I thought I would share with you a few of the items on her amazing list of fifteen things we can’t control, what we can control instead, and what, specifically, we can do to own our power. You can access the full list and Letting Go of Control worksheet here.
1. YOU CAN’T CONTROL: WHAT OTHER PEOPLE DO.
You can control: Whether you participate in their behaviour or enable them.
Some specific things you can do: Trust other people to make their own decisions and accept that you’re not responsible for their choices or the consequences of their actions. Consider that their choices and outcomes are somehow necessary for their growth. Recognize that you can accept their behaviour without condoning it, participating in it, or enabling it. And set boundaries if their actions are hurtful to your physical, emotional, or mental health.
2. YOU CAN’T CONTROL: HOW OTHER PEOPLE SEE YOU.
You can control: How you show up in your relationships and how you see yourself.
Some specific things you can do: Make a list of traits you’d like to embody in your relationships—kindness, honesty, or integrity, for example—and check in with yourself throughout the day to ensure you’re being the kind of person you want to be. Take a little time every night to reflect on everything you did that day that made you proud.
3. YOU CAN’T CONTROL: HOW OTHER PEOPLE TREAT YOU.
You can control: How you internalize and respond to their treatment.
Some specific things you can do: Recognize that their behaviour isn’t personal; it’s more about them and their own pain and limitations than you. Communicate how their behaviour affects you, set boundaries around what you will and will not accept, and plan what you’ll do to enforce those boundaries and what you’ll do if someone crosses them. If the other person regularly treats you with callousness or disrespect, create distance in a relationship or end it altogether.
4. YOU CAN’T CONTROL: WHETHER OTHER PEOPLE LIKE YOU.
You can control: How true you are to yourself.

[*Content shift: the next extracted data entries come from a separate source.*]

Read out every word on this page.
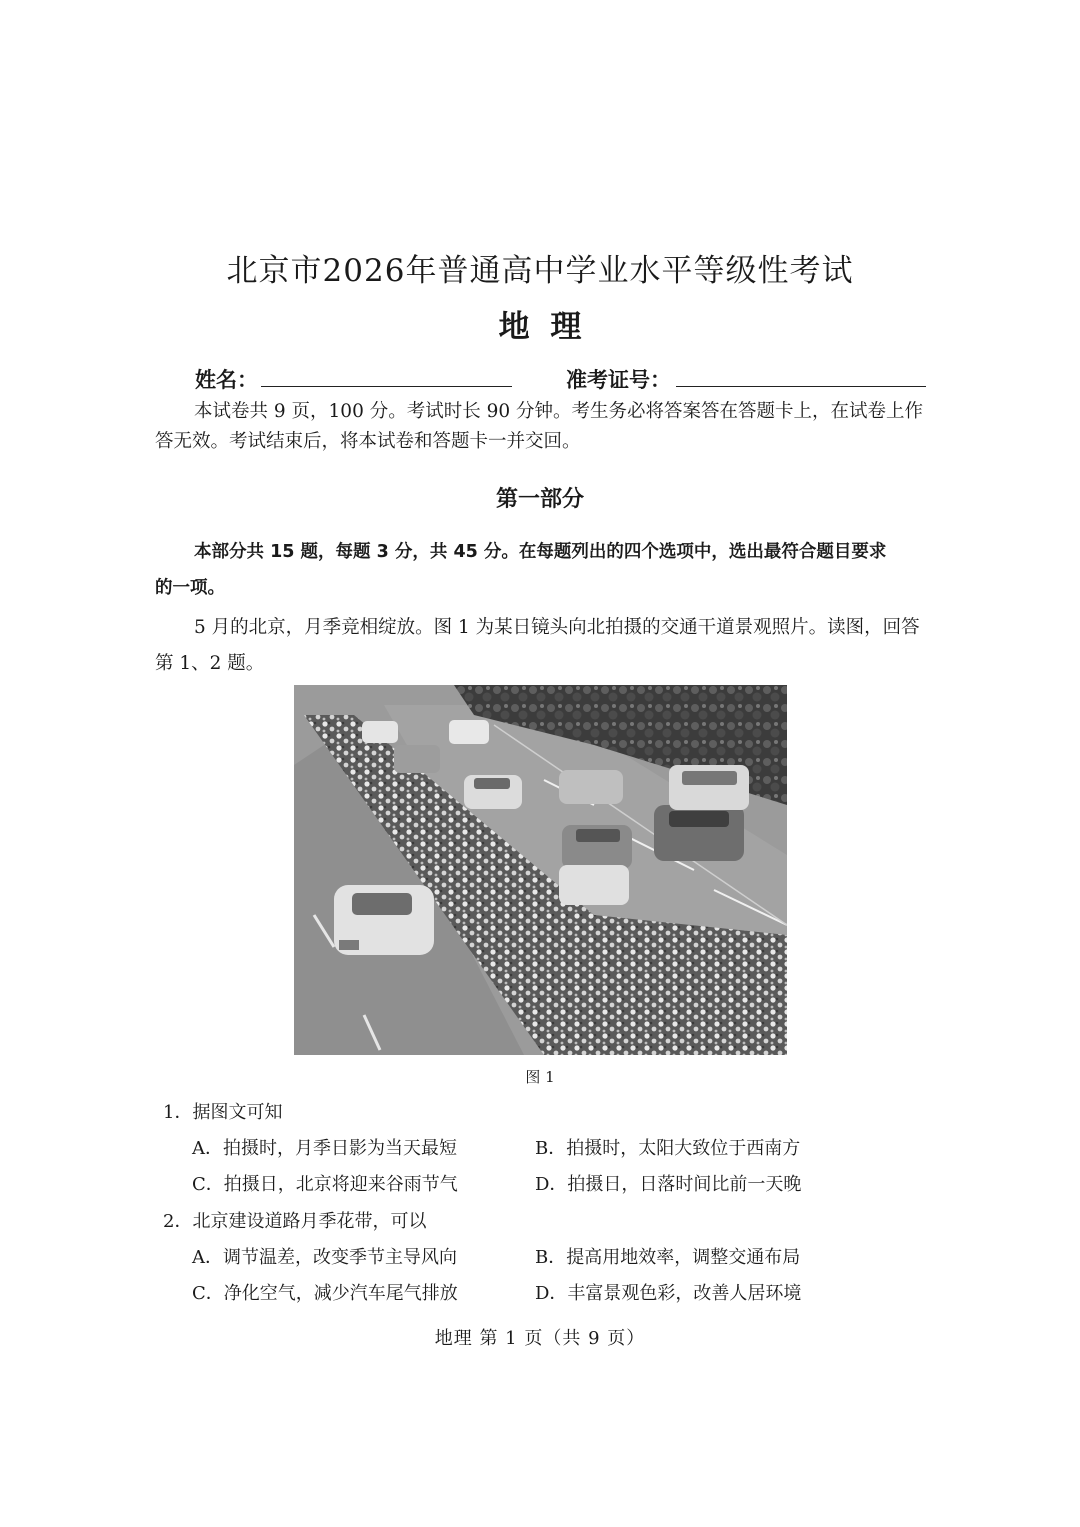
北京市2026年普通高中学业水平等级性考试
地 理
姓名：	准考证号：
本试卷共 9 页，100 分。考试时长 90 分钟。考生务必将答案答在答题卡上，在试卷上作
答无效。考试结束后，将本试卷和答题卡一并交回。
第一部分
本部分共 15 题，每题 3 分，共 45 分。在每题列出的四个选项中，选出最符合题目要求
的一项。
5 月的北京，月季竞相绽放。图 1 为某日镜头向北拍摄的交通干道景观照片。读图，回答
第 1、2 题。
图 1
1．据图文可知
A．拍摄时，月季日影为当天最短	B．拍摄时，太阳大致位于西南方
C．拍摄日，北京将迎来谷雨节气	D．拍摄日，日落时间比前一天晚
2．北京建设道路月季花带，可以
A．调节温差，改变季节主导风向	B．提高用地效率，调整交通布局
C．净化空气，减少汽车尾气排放	D．丰富景观色彩，改善人居环境
地理 第 1 页（共 9 页）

Some specific things you can do: Remind yourself that no one is liked by everyone and that you don’t have to win anyone’s approval. You just need to be yourself so you can find like-minded people, people who accept and appreciate you just as you are. Also, list what it means to you to be true to yourself and check in with yourself regularly to see if you’re adhering to your list.

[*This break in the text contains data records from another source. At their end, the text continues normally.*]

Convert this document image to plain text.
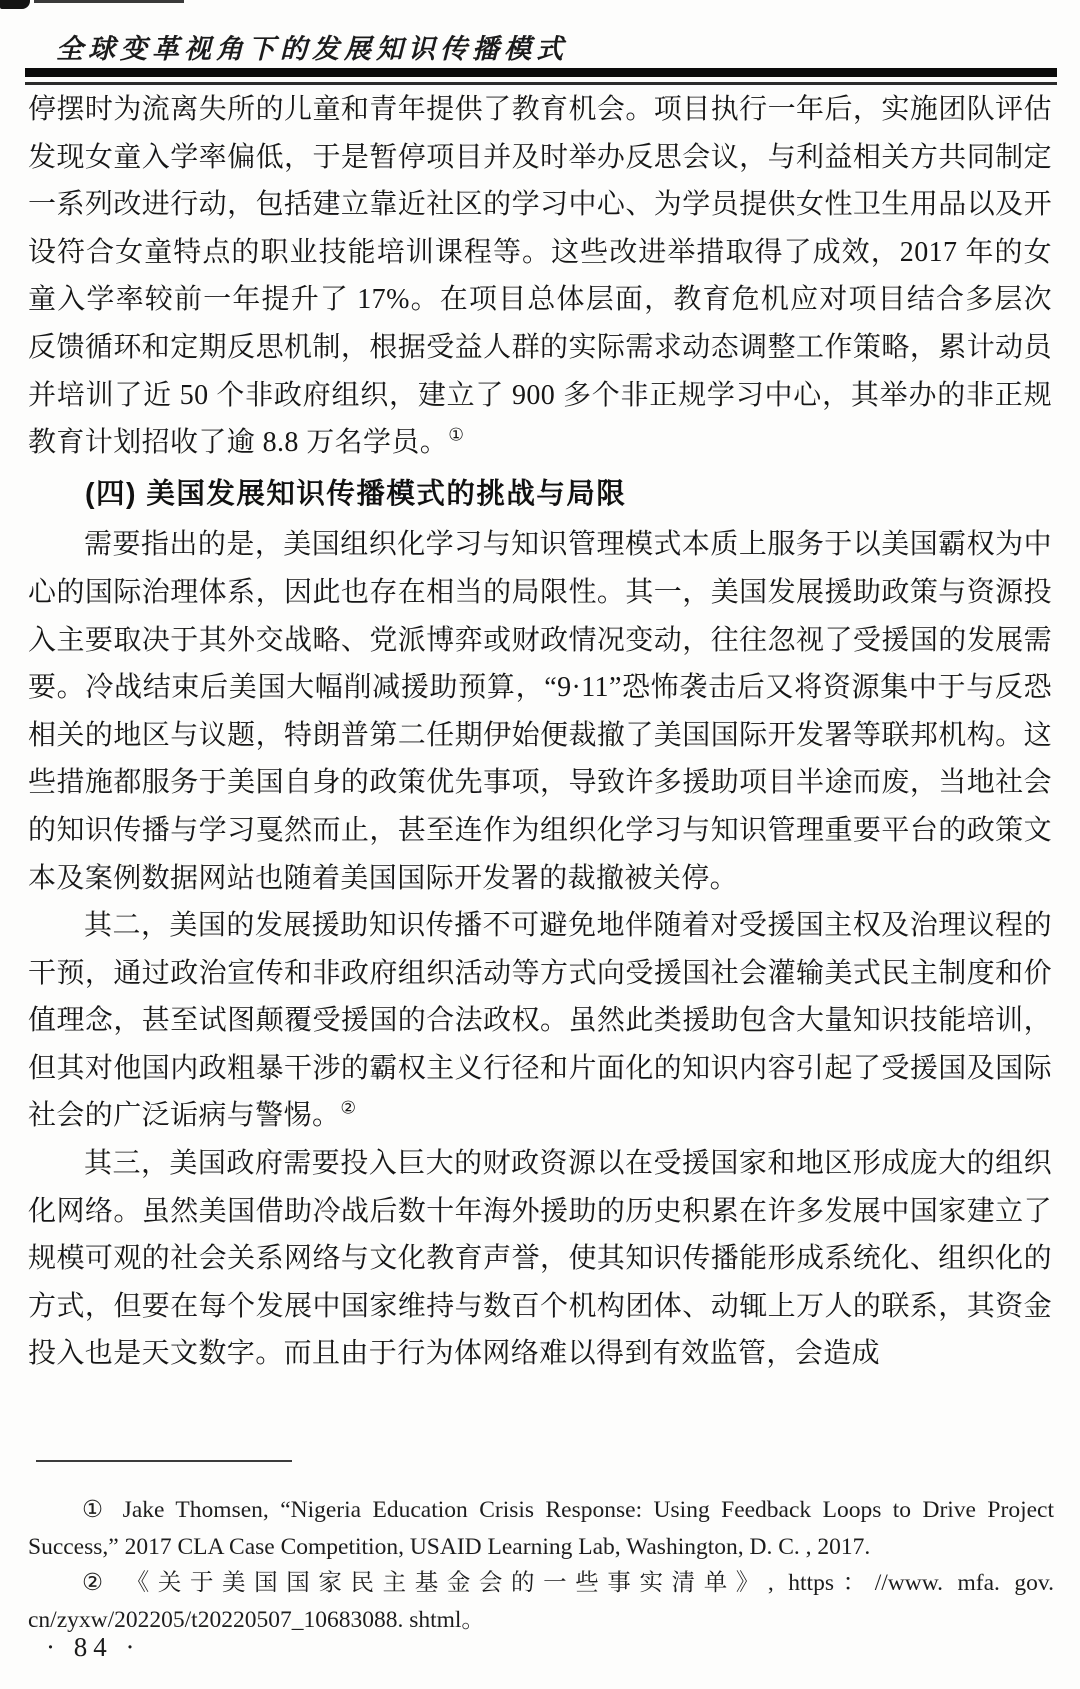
全球变革视角下的发展知识传播模式

停摆时为流离失所的儿童和青年提供了教育机会。项目执行一年后，实施团队评估发现女童入学率偏低，于是暂停项目并及时举办反思会议，与利益相关方共同制定一系列改进行动，包括建立靠近社区的学习中心、为学员提供女性卫生用品以及开设符合女童特点的职业技能培训课程等。这些改进举措取得了成效，2017 年的女童入学率较前一年提升了 17%。在项目总体层面，教育危机应对项目结合多层次反馈循环和定期反思机制，根据受益人群的实际需求动态调整工作策略，累计动员并培训了近 50 个非政府组织，建立了 900 多个非正规学习中心，其举办的非正规教育计划招收了逾 8.8 万名学员。①

(四) 美国发展知识传播模式的挑战与局限

需要指出的是，美国组织化学习与知识管理模式本质上服务于以美国霸权为中心的国际治理体系，因此也存在相当的局限性。其一，美国发展援助政策与资源投入主要取决于其外交战略、党派博弈或财政情况变动，往往忽视了受援国的发展需要。冷战结束后美国大幅削减援助预算，“9·11”恐怖袭击后又将资源集中于与反恐相关的地区与议题，特朗普第二任期伊始便裁撤了美国国际开发署等联邦机构。这些措施都服务于美国自身的政策优先事项，导致许多援助项目半途而废，当地社会的知识传播与学习戛然而止，甚至连作为组织化学习与知识管理重要平台的政策文本及案例数据网站也随着美国国际开发署的裁撤被关停。

其二，美国的发展援助知识传播不可避免地伴随着对受援国主权及治理议程的干预，通过政治宣传和非政府组织活动等方式向受援国社会灌输美式民主制度和价值理念，甚至试图颠覆受援国的合法政权。虽然此类援助包含大量知识技能培训，但其对他国内政粗暴干涉的霸权主义行径和片面化的知识内容引起了受援国及国际社会的广泛诟病与警惕。②

其三，美国政府需要投入巨大的财政资源以在受援国家和地区形成庞大的组织化网络。虽然美国借助冷战后数十年海外援助的历史积累在许多发展中国家建立了规模可观的社会关系网络与文化教育声誉，使其知识传播能形成系统化、组织化的方式，但要在每个发展中国家维持与数百个机构团体、动辄上万人的联系，其资金投入也是天文数字。而且由于行为体网络难以得到有效监管，会造成

① Jake Thomsen, “Nigeria Education Crisis Response: Using Feedback Loops to Drive Project Success,” 2017 CLA Case Competition, USAID Learning Lab, Washington, D. C. , 2017.

② 《关于美国国家民主基金会的一些事实清单》, https：//www. mfa. gov. cn/zyxw/202205/t20220507_10683088. shtml。

· 84 ·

5. YOU CAN’T CONTROL: WHAT OTHER PEOPLE THINK, FEEL, AND BELIEVE.
You can control: How you engage with your different opinions, feelings, and beliefs.

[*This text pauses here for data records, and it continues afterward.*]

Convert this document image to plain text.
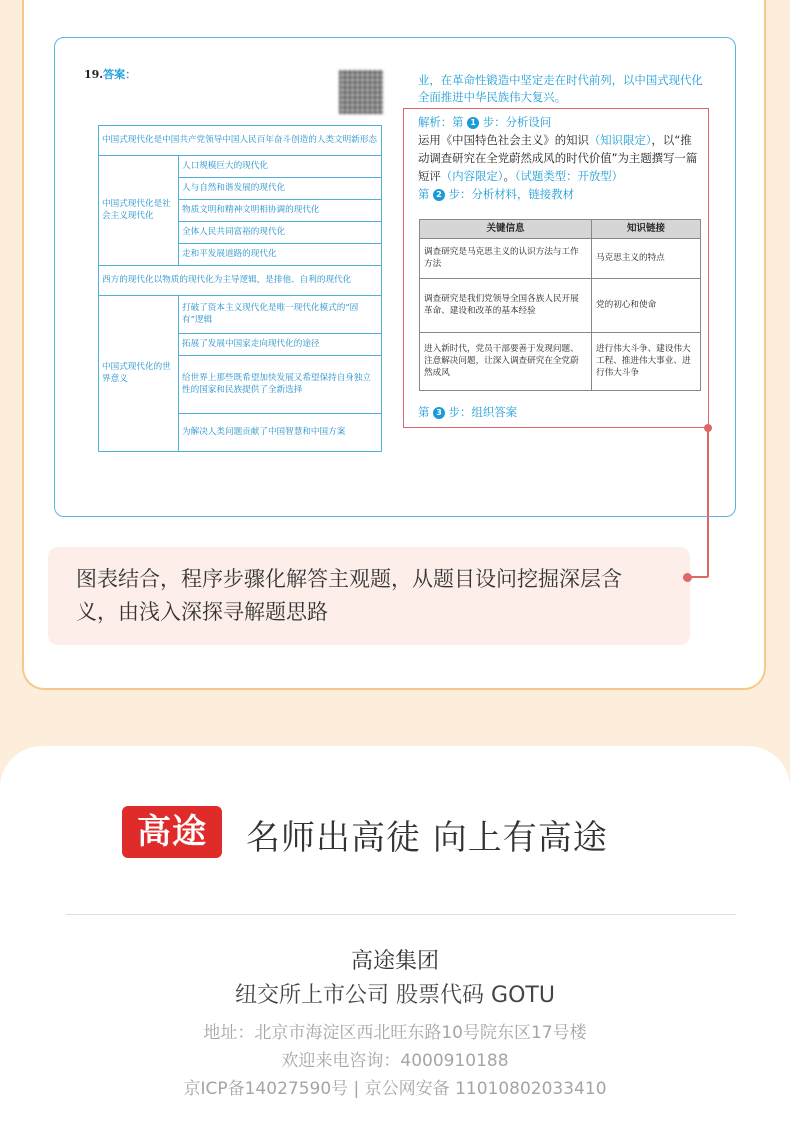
19.答案：
中国式现代化是中国共产党领导中国人民百年奋斗创造的人类文明新形态	
中国式现代化是社会主义现代化	人口规模巨大的现代化
	人与自然和谐发展的现代化
	物质文明和精神文明相协调的现代化
	全体人民共同富裕的现代化
	走和平发展道路的现代化
西方的现代化以物质的现代化为主导逻辑，是排他、自利的现代化	
中国式现代化的世界意义	打破了资本主义现代化是唯一现代化模式的“固有”逻辑
	拓展了发展中国家走向现代化的途径
	给世界上那些既希望加快发展又希望保持自身独立性的国家和民族提供了全新选择
	为解决人类问题贡献了中国智慧和中国方案
业，在革命性锻造中坚定走在时代前列，以中国式现代化全面推进中华民族伟大复兴。
解析：第 1 步：分析设问
运用《中国特色社会主义》的知识（知识限定），以“推动调查研究在全党蔚然成风的时代价值”为主题撰写一篇短评（内容限定）。（试题类型：开放型）
第 2 步：分析材料，链接教材
关键信息	知识链接
调查研究是马克思主义的认识方法与工作方法	马克思主义的特点
调查研究是我们党领导全国各族人民开展革命、建设和改革的基本经验	党的初心和使命
进入新时代，党员干部要善于发现问题、注意解决问题，让深入调查研究在全党蔚然成风	进行伟大斗争、建设伟大工程、推进伟大事业、进行伟大斗争
第 3 步：组织答案
图表结合，程序步骤化解答主观题，从题目设问挖掘深层含义，由浅入深探寻解题思路
高途	名师出高徒 向上有高途
高途集团
纽交所上市公司 股票代码 GOTU
地址：北京市海淀区西北旺东路10号院东区17号楼
欢迎来电咨询：4000910188
京ICP备14027590号 | 京公网安备 11010802033410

Some specific things you can do: Set boundaries around conversations (which topics you won’t discuss, or what you’ll do to stay calm when hot button issues come up). Remind yourself that it’s not your job to change people’s minds. Look for common ground—something you can both agree on, even if you think differently. And remember that you don’t need to see eye-to-eye on everything to have a strong relationship; you just need to respect each other.
6. YOU CAN’T CONTROL: HOW OTHER PEOPLE INTERNALIZE THINGS YOU SAY AND DO.
You can control: Your intentions and how you respond when you unintentionally hurt someone.
Some specific things you can do: Communicate how you feel if you fear you’ve upset someone and clarify your intentions if you think there’s been a misunderstanding. Also, trust that other people will tell you if they’re upset, and recognize it’s not your job to read their minds if they don’t speak up.
7. YOU CAN’T CONTROL: YOUR THOUGHTS AND FEELINGS.
You can control: Whether you attach to them, identify with them, or act on them.
Some specific things you can do: Accept that thoughts and feelings come and go, and they are never permanent. They also don’t mean anything about you as a person. Also, practice pausing before acting on a thought or feeling so you can respond from a place of calmness and clarity.
I do hope these help you focus better on what you can control. You can never control others nor what’s coming however you can always control how you will react, whether you are strong enough to cope with a situation and even how to make the best of it.